The role of CSD should be confined to security
guarding
the perimeter of the centre and monitoring life in the camps to ensure that there are no serious disturbances. Responsibility for centre management should be transferred to welfare agencies, with a brief to stimulate refugee involvement. This is common practice in other countries and may well cost less than the present system. We urge the government to begin discussing this possibility with welfare agencies it should not necessarily restrict its discussions to those agencies already working in the
centres.
The government has said that if conditions in the centres were improved more refugees would come to Hong Kong. There is no evidence to support this view. On the contrary, there is a growing feeling that UNLESS conditions in the centres are improved, it will be Hong Kong that suffers.
People who are confined in a prison and denied education or any meaningful activity for years on end inevitably lose touch with normal life. Mr French told us he was dismayed by what he called the "mental deadness" of the refugees in the closed centres, but that is the clear result of their prolonged incarceration. The longer they stay there the less attractive they become to resettlement countries. The centres offer very little scope for the refugees to develop or to demonstrate their skills and abilities.

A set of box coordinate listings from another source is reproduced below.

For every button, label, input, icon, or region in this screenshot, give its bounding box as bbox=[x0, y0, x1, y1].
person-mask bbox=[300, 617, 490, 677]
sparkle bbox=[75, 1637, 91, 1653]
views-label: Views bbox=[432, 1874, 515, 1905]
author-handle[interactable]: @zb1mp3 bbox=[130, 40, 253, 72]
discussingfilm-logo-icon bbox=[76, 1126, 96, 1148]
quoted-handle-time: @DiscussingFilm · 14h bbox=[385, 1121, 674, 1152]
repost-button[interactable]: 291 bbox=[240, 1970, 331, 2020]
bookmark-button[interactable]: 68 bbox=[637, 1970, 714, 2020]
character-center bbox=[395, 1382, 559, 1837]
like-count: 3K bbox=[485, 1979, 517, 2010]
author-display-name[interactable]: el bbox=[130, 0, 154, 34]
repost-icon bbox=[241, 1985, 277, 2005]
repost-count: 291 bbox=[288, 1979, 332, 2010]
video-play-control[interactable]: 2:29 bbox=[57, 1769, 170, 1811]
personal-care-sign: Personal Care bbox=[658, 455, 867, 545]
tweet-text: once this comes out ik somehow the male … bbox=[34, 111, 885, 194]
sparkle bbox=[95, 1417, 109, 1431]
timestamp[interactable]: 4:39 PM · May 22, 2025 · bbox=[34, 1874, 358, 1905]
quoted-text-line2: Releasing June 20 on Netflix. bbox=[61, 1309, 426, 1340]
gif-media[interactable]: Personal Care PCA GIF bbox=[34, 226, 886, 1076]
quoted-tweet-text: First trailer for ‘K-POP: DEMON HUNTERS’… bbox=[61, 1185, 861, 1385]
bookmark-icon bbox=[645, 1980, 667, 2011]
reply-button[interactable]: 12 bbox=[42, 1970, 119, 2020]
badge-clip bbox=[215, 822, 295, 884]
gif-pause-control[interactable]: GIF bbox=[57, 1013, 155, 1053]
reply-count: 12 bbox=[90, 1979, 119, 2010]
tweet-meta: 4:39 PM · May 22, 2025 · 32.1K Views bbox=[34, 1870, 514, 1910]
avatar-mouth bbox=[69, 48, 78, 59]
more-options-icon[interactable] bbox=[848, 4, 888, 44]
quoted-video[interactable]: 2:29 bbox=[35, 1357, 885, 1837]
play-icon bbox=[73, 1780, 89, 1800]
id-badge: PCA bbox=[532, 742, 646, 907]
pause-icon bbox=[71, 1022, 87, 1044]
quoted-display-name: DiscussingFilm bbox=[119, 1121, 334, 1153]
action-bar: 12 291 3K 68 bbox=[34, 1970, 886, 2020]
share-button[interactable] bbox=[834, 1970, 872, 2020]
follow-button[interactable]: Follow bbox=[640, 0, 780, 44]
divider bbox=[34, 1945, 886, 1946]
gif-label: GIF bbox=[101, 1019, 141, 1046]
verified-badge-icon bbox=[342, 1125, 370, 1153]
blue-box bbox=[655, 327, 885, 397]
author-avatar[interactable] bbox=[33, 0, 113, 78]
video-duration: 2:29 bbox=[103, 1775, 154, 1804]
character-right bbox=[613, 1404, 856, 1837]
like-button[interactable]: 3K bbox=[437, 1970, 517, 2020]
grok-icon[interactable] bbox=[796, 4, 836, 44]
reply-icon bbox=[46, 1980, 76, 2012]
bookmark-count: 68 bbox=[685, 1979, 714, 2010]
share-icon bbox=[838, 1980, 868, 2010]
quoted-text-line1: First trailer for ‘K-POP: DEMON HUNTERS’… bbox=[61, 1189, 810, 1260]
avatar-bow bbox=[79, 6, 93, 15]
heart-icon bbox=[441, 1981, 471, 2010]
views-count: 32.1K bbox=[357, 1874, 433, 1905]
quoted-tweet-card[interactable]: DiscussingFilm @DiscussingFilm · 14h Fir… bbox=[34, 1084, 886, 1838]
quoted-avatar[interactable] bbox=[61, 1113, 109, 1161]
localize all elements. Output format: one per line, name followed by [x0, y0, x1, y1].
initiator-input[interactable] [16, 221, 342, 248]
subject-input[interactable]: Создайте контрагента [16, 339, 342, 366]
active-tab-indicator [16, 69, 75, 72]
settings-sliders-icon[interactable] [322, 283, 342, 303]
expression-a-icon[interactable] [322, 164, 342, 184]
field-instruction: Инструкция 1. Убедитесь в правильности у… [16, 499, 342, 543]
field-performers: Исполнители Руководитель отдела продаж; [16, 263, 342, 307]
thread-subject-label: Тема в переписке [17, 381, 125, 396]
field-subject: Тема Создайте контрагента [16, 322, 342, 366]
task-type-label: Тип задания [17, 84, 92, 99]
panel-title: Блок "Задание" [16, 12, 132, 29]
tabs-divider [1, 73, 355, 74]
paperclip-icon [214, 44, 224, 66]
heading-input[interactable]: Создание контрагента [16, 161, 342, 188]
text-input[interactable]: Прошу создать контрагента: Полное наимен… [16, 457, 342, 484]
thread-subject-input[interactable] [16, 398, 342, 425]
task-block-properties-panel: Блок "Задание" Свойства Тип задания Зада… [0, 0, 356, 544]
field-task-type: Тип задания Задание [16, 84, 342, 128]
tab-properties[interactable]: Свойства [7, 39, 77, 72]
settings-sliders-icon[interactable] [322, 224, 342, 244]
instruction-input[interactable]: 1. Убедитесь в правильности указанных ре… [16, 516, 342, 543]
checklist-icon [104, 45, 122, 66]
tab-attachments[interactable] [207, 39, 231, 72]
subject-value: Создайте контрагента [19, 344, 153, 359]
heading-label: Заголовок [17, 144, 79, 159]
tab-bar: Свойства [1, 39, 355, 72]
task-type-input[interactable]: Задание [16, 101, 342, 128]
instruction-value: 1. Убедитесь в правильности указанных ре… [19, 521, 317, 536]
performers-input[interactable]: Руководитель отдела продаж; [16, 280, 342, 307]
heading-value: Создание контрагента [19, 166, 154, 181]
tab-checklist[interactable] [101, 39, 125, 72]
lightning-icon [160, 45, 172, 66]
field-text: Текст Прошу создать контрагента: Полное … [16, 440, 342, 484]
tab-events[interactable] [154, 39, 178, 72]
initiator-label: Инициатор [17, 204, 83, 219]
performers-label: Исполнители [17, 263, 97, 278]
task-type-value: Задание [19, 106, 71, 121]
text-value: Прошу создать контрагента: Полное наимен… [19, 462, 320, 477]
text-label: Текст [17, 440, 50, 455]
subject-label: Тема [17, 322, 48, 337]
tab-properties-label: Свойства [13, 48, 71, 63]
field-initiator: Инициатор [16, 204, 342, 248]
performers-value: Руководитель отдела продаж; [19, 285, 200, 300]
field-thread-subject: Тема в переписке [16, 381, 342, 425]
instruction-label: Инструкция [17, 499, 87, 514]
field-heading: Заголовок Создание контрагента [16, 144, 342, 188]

Single young men are a particular concern. There are 930 of them in the three main closed centres. They now represent 15 per cent of the total population of these centres, up from 12 per cent in April 1986. A single young man with no family ties overseas knows that his prospects are bleak, even if he is of exemplary character. Some have been in the closed centres for four or five years and have never once been interviewed for resettlement.
As
Mr Champion warned: "Sixteen to seventeen year old boys have grown up over the last five years in an abnormal enclosed environment where traditional Vietnamese values, normal societal values and public opinion have ceased to exist. a result ... these people are almost totally unresettleable. No matter where they go, be it Vietnam, Hong Kong, America or Australia, they will cause trouble."